Lord of the Flies is an interesting episode, but not a good one.
After 4-D worked so hard to offer a glimpse of what The X-Files could or should look like in December 2001, Lord of the Flies feels like a step backwards. It is a regression, and not just because it awkwardly transitions Scully back into the role of lead character or because it returns to the comedy stylings largely eschewed by the eighth season. Lord of the Flies feels like a script that could have been written for the show in its third or fourth seasons, returning to the well-tapped reservoir of teen angst that has sustained quite a few episodes at this point.

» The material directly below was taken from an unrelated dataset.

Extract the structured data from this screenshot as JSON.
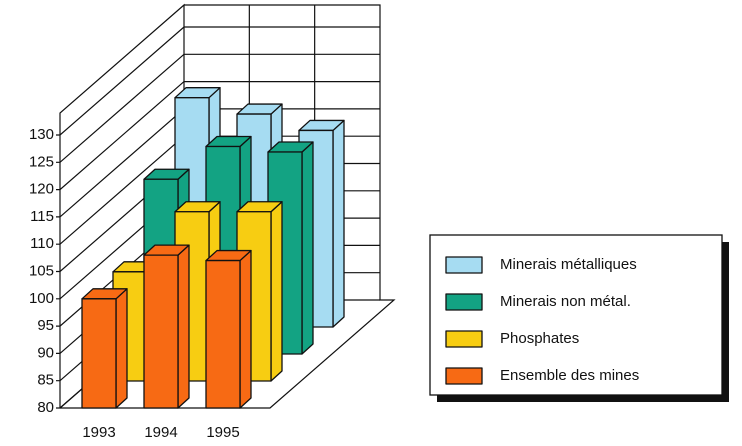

Only a handful of elements serve to mark Lord of the Flies as a piece twenty-first century television. While Scully gets to play action hero at the climax, Mulder is gone; Doggett and Reyes do a lot of the generic detective work across the hour, even if little of their personalities gets to shine through. More than that, Aaron Paul and Jane Lynch pop up in supporting roles that nod towards the various futures of network television. In particular, Paul appears in a home-made stunt show called “Dumb Ass”, an obvious (and shallow) parody of Jackass.
However, Lord of the Flies is not particularly interested in any of these newer elements. The script very clearly wants to hark backwards, towards a past that is no longer easily accessible.